L'audience tenue le 19 juin 2026 a permis aux deux parties de présenter leurs observations orales concernant le bien-fondé de cette demande de bifurcation. Le Maroc souhaitait qu'une première séquence soit exclusivement consacrée aux objections de compétence qu'il a soulevées. Si cette demande avait été validée, le calendrier procédural aurait été radicalement modifié, isolant les questions de compétence avant tout débat sur les griefs ou les réparations.
Le litige oppose le Royaume du Maroc à la société britannique Emmerson. Ce conflit fait suite au projet de la compagnie britannique visant à exploiter une mine de potasse dans les environs de Khemisset. L'enjeu porte sur la validité de la procédure d'arbitrage engagée par l'investisseur suite aux décisions administratives nationales concernant son projet minier.
L'origine du différend remonte à la décision de la Commission régionale unifiée d'investissement (CRUI) concernant l'étude d'impact environnemental du projet. La CRUI a refusé d'approuver ladite étude en raison d'une non-conformité environnementale constatée. Cette approbation constitue pourtant une condition sine qua non pour que la société puisse solliciter une licence d'exploitation pour son site minier.
Le refus de scinder la procédure implique que les arguments relatifs à la compétence du tribunal seront examinés en même temps que les réclamations de l'investisseur. Cela signifie que le tribunal ne se prononcera pas immédiatement sur sa capacité à juger l'affaire, mais attendra l'examen complet du dossier. Les parties devront donc préparer leurs arguments pour une confrontation globale des faits et du droit.
Le calendrier procédural pour la suite de l'arbitrage reste actuellement à confirmer.
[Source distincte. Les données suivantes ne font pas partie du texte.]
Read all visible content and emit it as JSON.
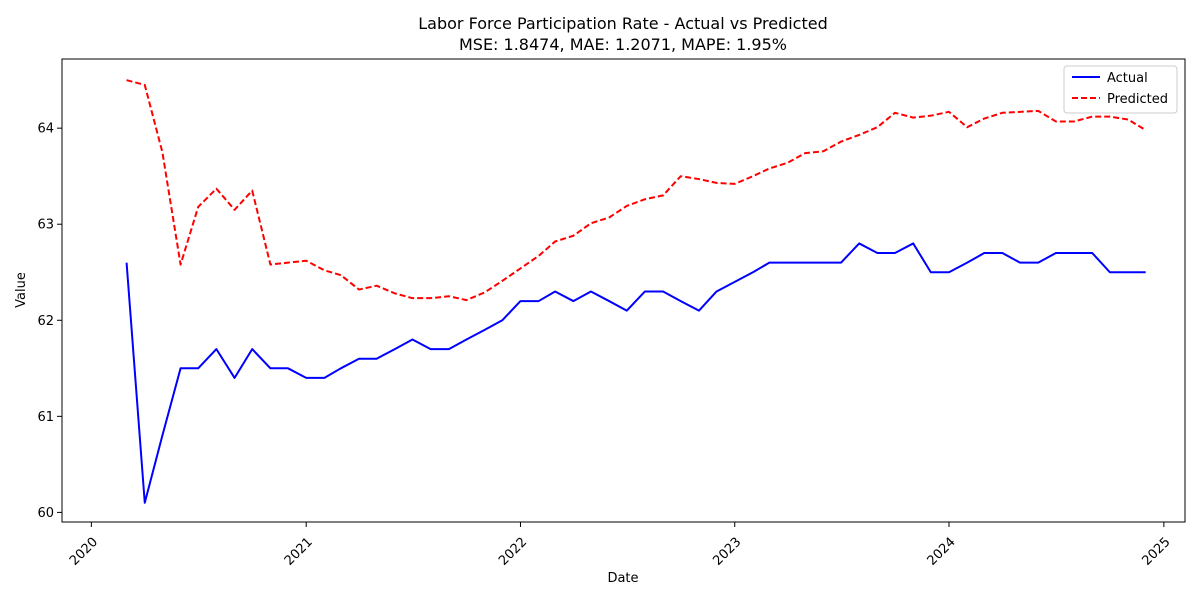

Les prochaines étapes incluront la tenue d'audiences relatives aux questions de compétence et au fond du litige. La décision du 17 juillet 2026 n'apporte aucune réponse sur le montant des réparations éventuellement réclamées par Emmerson, ni sur la responsabilité du gouvernement marocain dans ce dossier.
La décision du CIRDI marque une étape importante dans la gestion de ce contentiel international. En refusant la bifurcation, le tribunal impose une procédure plus dense mais qui évite une séparation qui aurait pu prolonger la phase préliminaire. La suite de l'affaire dépendra désormais de la capacité des parties à produire les éléments nécessaires pour l'examen conjoint de la compétence et du fond.
Contexte
Le litige s'inscrit dans le cadre d'un projet minier de potasse situé à proximité de Khemisset, dont l'approbation dépendait de la validation de l'étude d'impact environnemental par les autorités locales.
Pourquoi c’est important
Cette décision influence la chronologie de l'arbitrage en empêchant une phase préliminaire dédiée uniquement à la compétence, ce qui lie l'examen de la légalité de la procédure à l'examen du fond du litige.
À suivre
La fixation du calendrier des prochaines audiences.
L'examen conjoint des objections de compétence et du fond par le tribunal.
Ce que les sources ne disent pas encore
L'issue finale de l'arbitrage et le montant des réparations éventuelles ne sont pas déterminés par cette décision.